Independent Practice Partners
The newest option for going into solo practice. I have partnered up with four solo practice colleagues, and created a hybrid solo practice/associate position model. (www.ipracticepartners.com) Our company will fully fund, build, and manage a brand new ophthalmology practice for those that are interested in going into solo practice, but do not wish to start from scratch or buy an existing practice. Through our direct funding and our proven models of success, IPP will certainly reduce much of the risks of going into solo practice. In addition, since we will be doing much of the legwork behind the scenes, you would also save on time. However, in exchange for fuller risk and time buckets, your compensation bucket will be a little bit lower for the first few years of practice. Having said that, when you ultimately take ownership of your practice, and we cut the cord, you should expect your income potential to be just as good, if not better, than the scratch startup/buying an existing practice route.
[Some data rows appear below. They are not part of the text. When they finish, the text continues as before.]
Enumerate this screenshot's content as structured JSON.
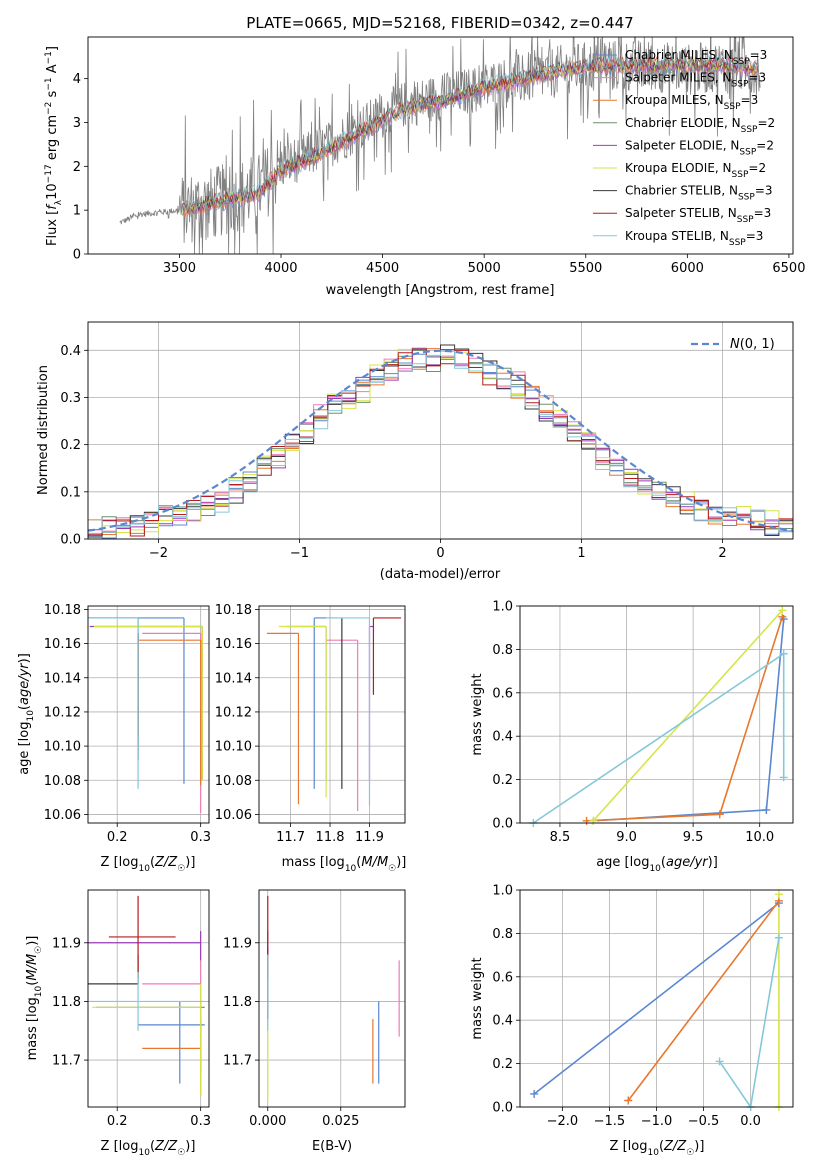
{
  "figure_title": "PLATE=0665, MJD=52168, FIBERID=0342, z=0.447",
  "colors": {
    "Chabrier MILES": "#5b87d1",
    "Salpeter MILES": "#f07bb6",
    "Kroupa MILES": "#e8772e",
    "Chabrier ELODIE": "#6f8f6f",
    "Salpeter ELODIE": "#9a3bb8",
    "Kroupa ELODIE": "#d7e44a",
    "Chabrier STELIB": "#3a3a3a",
    "Salpeter STELIB": "#b51d1d",
    "Kroupa STELIB": "#86c8d8",
    "normal": "#5b87d1",
    "grid": "#b0b0b0"
  },
  "chart_data": [
    {
      "id": "spectrum",
      "type": "line",
      "title": "PLATE=0665, MJD=52168, FIBERID=0342, z=0.447",
      "xlabel": "wavelength [Angstrom, rest frame]",
      "ylabel": "Flux [f_λ 10^-17 erg cm^-2 s^-1 A^-1]",
      "xlim": [
        3050,
        6520
      ],
      "ylim": [
        0,
        4.95
      ],
      "xticks": [
        3500,
        4000,
        4500,
        5000,
        5500,
        6000,
        6500
      ],
      "yticks": [
        0,
        1,
        2,
        3,
        4
      ],
      "grid": false,
      "legend_position": "top-right",
      "legend": [
        {
          "label": "Chabrier MILES, N",
          "sub": "SSP",
          "tail": "=3"
        },
        {
          "label": "Salpeter MILES, N",
          "sub": "SSP",
          "tail": "=3"
        },
        {
          "label": "Kroupa MILES, N",
          "sub": "SSP",
          "tail": "=3"
        },
        {
          "label": "Chabrier ELODIE, N",
          "sub": "SSP",
          "tail": "=2"
        },
        {
          "label": "Salpeter ELODIE, N",
          "sub": "SSP",
          "tail": "=2"
        },
        {
          "label": "Kroupa ELODIE, N",
          "sub": "SSP",
          "tail": "=2"
        },
        {
          "label": "Chabrier STELIB, N",
          "sub": "SSP",
          "tail": "=3"
        },
        {
          "label": "Salpeter STELIB, N",
          "sub": "SSP",
          "tail": "=3"
        },
        {
          "label": "Kroupa STELIB, N",
          "sub": "SSP",
          "tail": "=3"
        }
      ],
      "data_trend": {
        "x": [
          3200,
          3300,
          3500,
          3700,
          3900,
          4000,
          4200,
          4400,
          4600,
          4800,
          5000,
          5200,
          5400,
          5600,
          5800,
          6000,
          6200,
          6350
        ],
        "y": [
          0.7,
          0.9,
          1.0,
          1.2,
          1.5,
          2.0,
          2.4,
          2.9,
          3.4,
          3.6,
          3.8,
          4.0,
          4.2,
          4.3,
          4.3,
          4.2,
          4.3,
          4.2
        ]
      },
      "model_trend": {
        "x": [
          3500,
          3700,
          3900,
          4000,
          4200,
          4400,
          4600,
          4800,
          5000,
          5200,
          5400,
          5600,
          5800,
          6000,
          6200,
          6350
        ],
        "y": [
          1.0,
          1.2,
          1.4,
          1.9,
          2.3,
          2.8,
          3.3,
          3.5,
          3.8,
          4.0,
          4.2,
          4.3,
          4.3,
          4.3,
          4.3,
          4.2
        ]
      }
    },
    {
      "id": "residuals",
      "type": "line",
      "xlabel": "(data-model)/error",
      "ylabel": "Normed distribution",
      "xlim": [
        -2.5,
        2.5
      ],
      "ylim": [
        0,
        0.46
      ],
      "xticks": [
        -2,
        -1,
        0,
        1,
        2
      ],
      "yticks": [
        0.0,
        0.1,
        0.2,
        0.3,
        0.4
      ],
      "grid": true,
      "legend_position": "top-right",
      "legend": [
        {
          "label": "N(0, 1)"
        }
      ],
      "series": [
        {
          "name": "normal",
          "x_from": -2.5,
          "x_to": 2.5,
          "function": "standard normal pdf"
        },
        {
          "name": "Chabrier MILES",
          "bin_edges_from": -2.5,
          "bin_width": 0.1,
          "values": [
            0.02,
            0.02,
            0.03,
            0.03,
            0.04,
            0.05,
            0.05,
            0.06,
            0.07,
            0.08,
            0.1,
            0.12,
            0.15,
            0.17,
            0.2,
            0.22,
            0.25,
            0.28,
            0.31,
            0.33,
            0.35,
            0.36,
            0.37,
            0.38,
            0.39,
            0.39,
            0.38,
            0.37,
            0.36,
            0.34,
            0.32,
            0.3,
            0.27,
            0.25,
            0.22,
            0.2,
            0.17,
            0.15,
            0.13,
            0.11,
            0.1,
            0.09,
            0.07,
            0.06,
            0.05,
            0.05,
            0.04,
            0.04,
            0.03,
            0.03
          ]
        },
        {
          "name": "Salpeter ELODIE",
          "bin_edges_from": -2.5,
          "bin_width": 0.1,
          "values": [
            0.02,
            0.03,
            0.03,
            0.03,
            0.04,
            0.05,
            0.06,
            0.06,
            0.07,
            0.09,
            0.11,
            0.13,
            0.16,
            0.18,
            0.21,
            0.23,
            0.26,
            0.29,
            0.3,
            0.3,
            0.35,
            0.37,
            0.38,
            0.39,
            0.38,
            0.38,
            0.39,
            0.38,
            0.35,
            0.34,
            0.33,
            0.31,
            0.28,
            0.27,
            0.23,
            0.21,
            0.18,
            0.16,
            0.14,
            0.12,
            0.11,
            0.1,
            0.08,
            0.07,
            0.06,
            0.06,
            0.05,
            0.05,
            0.04,
            0.04
          ]
        }
      ]
    },
    {
      "id": "age-vs-Z",
      "type": "scatter",
      "xlabel": "Z [log10(Z/Z☉)]",
      "ylabel": "age [log10(age/yr)]",
      "xlim": [
        0.165,
        0.31
      ],
      "ylim": [
        10.055,
        10.182
      ],
      "xticks": [
        0.2,
        0.3
      ],
      "yticks": [
        10.06,
        10.08,
        10.1,
        10.12,
        10.14,
        10.16,
        10.18
      ],
      "grid": true,
      "points": [
        {
          "series": "Chabrier MILES",
          "x": 0.28,
          "y": 10.175,
          "xerr": [
            0.115,
            0.0
          ],
          "yerr": [
            0.097,
            0.0
          ]
        },
        {
          "series": "Salpeter MILES",
          "x": 0.3,
          "y": 10.166,
          "xerr": [
            0.07,
            0.0
          ],
          "yerr": [
            0.105,
            0.0
          ]
        },
        {
          "series": "Kroupa MILES",
          "x": 0.3,
          "y": 10.162,
          "xerr": [
            0.075,
            0.0
          ],
          "yerr": [
            0.085,
            0.0
          ]
        },
        {
          "series": "Chabrier ELODIE",
          "x": 0.225,
          "y": 10.175,
          "xerr": [
            0.06,
            0.0
          ],
          "yerr": [
            0.075,
            0.0
          ]
        },
        {
          "series": "Salpeter ELODIE",
          "x": 0.302,
          "y": 10.17,
          "xerr": [
            0.135,
            0.0
          ],
          "yerr": [
            0.09,
            0.0
          ]
        },
        {
          "series": "Kroupa ELODIE",
          "x": 0.302,
          "y": 10.17,
          "xerr": [
            0.13,
            0.0
          ],
          "yerr": [
            0.09,
            0.0
          ]
        },
        {
          "series": "Chabrier STELIB",
          "x": 0.225,
          "y": 10.166,
          "xerr": [
            0.0,
            0.0
          ],
          "yerr": [
            0.074,
            0.0
          ]
        },
        {
          "series": "Salpeter STELIB",
          "x": 0.225,
          "y": 10.166,
          "xerr": [
            0.0,
            0.0
          ],
          "yerr": [
            0.06,
            0.0
          ]
        },
        {
          "series": "Kroupa STELIB",
          "x": 0.225,
          "y": 10.175,
          "xerr": [
            0.06,
            0.0
          ],
          "yerr": [
            0.1,
            0.0
          ]
        }
      ]
    },
    {
      "id": "age-vs-mass",
      "type": "scatter",
      "xlabel": "mass [log10(M/M☉)]",
      "ylabel": "",
      "xlim": [
        11.62,
        11.99
      ],
      "ylim": [
        10.055,
        10.182
      ],
      "xticks": [
        11.7,
        11.8,
        11.9
      ],
      "yticks": [
        10.06,
        10.08,
        10.1,
        10.12,
        10.14,
        10.16,
        10.18
      ],
      "grid": true,
      "points": [
        {
          "series": "Chabrier MILES",
          "x": 11.76,
          "y": 10.175,
          "xerr": [
            0.0,
            0.06
          ],
          "yerr": [
            0.1,
            0.0
          ]
        },
        {
          "series": "Salpeter MILES",
          "x": 11.87,
          "y": 10.162,
          "xerr": [
            0.08,
            0.0
          ],
          "yerr": [
            0.1,
            0.0
          ]
        },
        {
          "series": "Kroupa MILES",
          "x": 11.72,
          "y": 10.166,
          "xerr": [
            0.08,
            0.0
          ],
          "yerr": [
            0.1,
            0.0
          ]
        },
        {
          "series": "Chabrier ELODIE",
          "x": 11.79,
          "y": 10.17,
          "xerr": [
            0.1,
            0.0
          ],
          "yerr": [
            0.09,
            0.0
          ]
        },
        {
          "series": "Salpeter ELODIE",
          "x": 11.9,
          "y": 10.17,
          "xerr": [
            0.0,
            0.01
          ],
          "yerr": [
            0.09,
            0.0
          ]
        },
        {
          "series": "Kroupa ELODIE",
          "x": 11.79,
          "y": 10.17,
          "xerr": [
            0.12,
            0.0
          ],
          "yerr": [
            0.1,
            0.0
          ]
        },
        {
          "series": "Chabrier STELIB",
          "x": 11.83,
          "y": 10.175,
          "xerr": [
            0.0,
            0.0
          ],
          "yerr": [
            0.1,
            0.0
          ]
        },
        {
          "series": "Salpeter STELIB",
          "x": 11.91,
          "y": 10.175,
          "xerr": [
            0.0,
            0.07
          ],
          "yerr": [
            0.045,
            0.0
          ]
        },
        {
          "series": "Kroupa STELIB",
          "x": 11.9,
          "y": 10.175,
          "xerr": [
            0.11,
            0.0
          ],
          "yerr": [
            0.11,
            0.0
          ]
        }
      ]
    },
    {
      "id": "weight-vs-age",
      "type": "line",
      "xlabel": "age [log10(age/yr)]",
      "ylabel": "mass weight",
      "xlim": [
        8.2,
        10.25
      ],
      "ylim": [
        0.0,
        1.0
      ],
      "xticks": [
        8.5,
        9.0,
        9.5,
        10.0
      ],
      "yticks": [
        0.0,
        0.2,
        0.4,
        0.6,
        0.8,
        1.0
      ],
      "grid": true,
      "series": [
        {
          "name": "Chabrier MILES",
          "x": [
            8.75,
            10.05,
            10.18
          ],
          "y": [
            0.01,
            0.06,
            0.94
          ]
        },
        {
          "name": "Kroupa MILES",
          "x": [
            8.7,
            9.7,
            10.17
          ],
          "y": [
            0.01,
            0.04,
            0.95
          ]
        },
        {
          "name": "Kroupa ELODIE",
          "x": [
            8.75,
            10.17
          ],
          "y": [
            0.01,
            0.98
          ]
        },
        {
          "name": "Kroupa STELIB",
          "x": [
            8.3,
            10.18,
            10.18
          ],
          "y": [
            0.0,
            0.78,
            0.21
          ]
        }
      ]
    },
    {
      "id": "mass-vs-Z",
      "type": "scatter",
      "xlabel": "Z [log10(Z/Z☉)]",
      "ylabel": "mass [log10(M/M☉)]",
      "xlim": [
        0.165,
        0.31
      ],
      "ylim": [
        11.62,
        11.99
      ],
      "xticks": [
        0.2,
        0.3
      ],
      "yticks": [
        11.7,
        11.8,
        11.9
      ],
      "grid": true,
      "points": [
        {
          "series": "Chabrier MILES",
          "x": 0.275,
          "y": 11.76,
          "xerr": [
            0.05,
            0.03
          ],
          "yerr": [
            0.1,
            0.04
          ]
        },
        {
          "series": "Salpeter MILES",
          "x": 0.3,
          "y": 11.83,
          "xerr": [
            0.07,
            0.0
          ],
          "yerr": [
            0.15,
            0.04
          ]
        },
        {
          "series": "Kroupa MILES",
          "x": 0.3,
          "y": 11.72,
          "xerr": [
            0.07,
            0.0
          ],
          "yerr": [
            0.08,
            0.05
          ]
        },
        {
          "series": "Chabrier ELODIE",
          "x": 0.225,
          "y": 11.79,
          "xerr": [
            0.05,
            0.08
          ],
          "yerr": [
            0.0,
            0.0
          ]
        },
        {
          "series": "Salpeter ELODIE",
          "x": 0.3,
          "y": 11.9,
          "xerr": [
            0.135,
            0.0
          ],
          "yerr": [
            0.03,
            0.02
          ]
        },
        {
          "series": "Kroupa ELODIE",
          "x": 0.3,
          "y": 11.79,
          "xerr": [
            0.13,
            0.0
          ],
          "yerr": [
            0.15,
            0.04
          ]
        },
        {
          "series": "Chabrier STELIB",
          "x": 0.225,
          "y": 11.83,
          "xerr": [
            0.06,
            0.0
          ],
          "yerr": [
            0.0,
            0.05
          ]
        },
        {
          "series": "Salpeter STELIB",
          "x": 0.225,
          "y": 11.91,
          "xerr": [
            0.035,
            0.045
          ],
          "yerr": [
            0.07,
            0.07
          ]
        },
        {
          "series": "Kroupa STELIB",
          "x": 0.225,
          "y": 11.8,
          "xerr": [
            0.06,
            0.08
          ],
          "yerr": [
            0.05,
            0.05
          ]
        }
      ]
    },
    {
      "id": "mass-vs-EBV",
      "type": "scatter",
      "xlabel": "E(B-V)",
      "ylabel": "",
      "xlim": [
        -0.003,
        0.047
      ],
      "ylim": [
        11.62,
        11.99
      ],
      "xticks": [
        0.0,
        0.025
      ],
      "yticks": [
        11.7,
        11.8,
        11.9
      ],
      "grid": true,
      "points": [
        {
          "series": "Chabrier MILES",
          "x": 0.038,
          "y": 11.72,
          "xerr": [
            0.0,
            0.0
          ],
          "yerr": [
            0.06,
            0.08
          ]
        },
        {
          "series": "Salpeter MILES",
          "x": 0.045,
          "y": 11.8,
          "xerr": [
            0.0,
            0.0
          ],
          "yerr": [
            0.06,
            0.07
          ]
        },
        {
          "series": "Kroupa MILES",
          "x": 0.036,
          "y": 11.72,
          "xerr": [
            0.0,
            0.0
          ],
          "yerr": [
            0.06,
            0.05
          ]
        },
        {
          "series": "Chabrier ELODIE",
          "x": 0.0,
          "y": 11.78,
          "xerr": [
            0.0,
            0.0
          ],
          "yerr": [
            0.0,
            0.0
          ]
        },
        {
          "series": "Salpeter ELODIE",
          "x": 0.0,
          "y": 11.9,
          "xerr": [
            0.0,
            0.0
          ],
          "yerr": [
            0.03,
            0.02
          ]
        },
        {
          "series": "Kroupa ELODIE",
          "x": 0.0,
          "y": 11.7,
          "xerr": [
            0.0,
            0.0
          ],
          "yerr": [
            0.07,
            0.07
          ]
        },
        {
          "series": "Chabrier STELIB",
          "x": 0.0,
          "y": 11.83,
          "xerr": [
            0.0,
            0.0
          ],
          "yerr": [
            0.06,
            0.06
          ]
        },
        {
          "series": "Salpeter STELIB",
          "x": 0.0,
          "y": 11.91,
          "xerr": [
            0.0,
            0.0
          ],
          "yerr": [
            0.07,
            0.07
          ]
        },
        {
          "series": "Kroupa STELIB",
          "x": 0.0,
          "y": 11.8,
          "xerr": [
            0.0,
            0.0
          ],
          "yerr": [
            0.05,
            0.08
          ]
        }
      ]
    },
    {
      "id": "weight-vs-Z",
      "type": "line",
      "xlabel": "Z [log10(Z/Z☉)]",
      "ylabel": "mass weight",
      "xlim": [
        -2.45,
        0.45
      ],
      "ylim": [
        0.0,
        1.0
      ],
      "xticks": [
        -2.0,
        -1.5,
        -1.0,
        -0.5,
        0.0
      ],
      "yticks": [
        0.0,
        0.2,
        0.4,
        0.6,
        0.8,
        1.0
      ],
      "grid": true,
      "series": [
        {
          "name": "Chabrier MILES",
          "x": [
            -2.3,
            0.3
          ],
          "y": [
            0.06,
            0.94
          ]
        },
        {
          "name": "Kroupa MILES",
          "x": [
            -1.3,
            0.3
          ],
          "y": [
            0.03,
            0.95
          ]
        },
        {
          "name": "Kroupa ELODIE",
          "x": [
            0.3,
            0.3
          ],
          "y": [
            0.0,
            0.98
          ]
        },
        {
          "name": "Kroupa STELIB",
          "x": [
            -0.33,
            0.0,
            0.3
          ],
          "y": [
            0.21,
            0.0,
            0.78
          ]
        }
      ]
    }
  ]
}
Most importantly, you will still have 100% clinical autonomy to build your practice in any way you envision it, and in any location you desire. IPP would just help guide you toward achieving that goal.
Having drank the Kool Aid, solo practice is clearly the best way to practice medicine no matter how you get there. IPP is just another option that can help guide those that seek career independence and satisfaction toward their desired destination.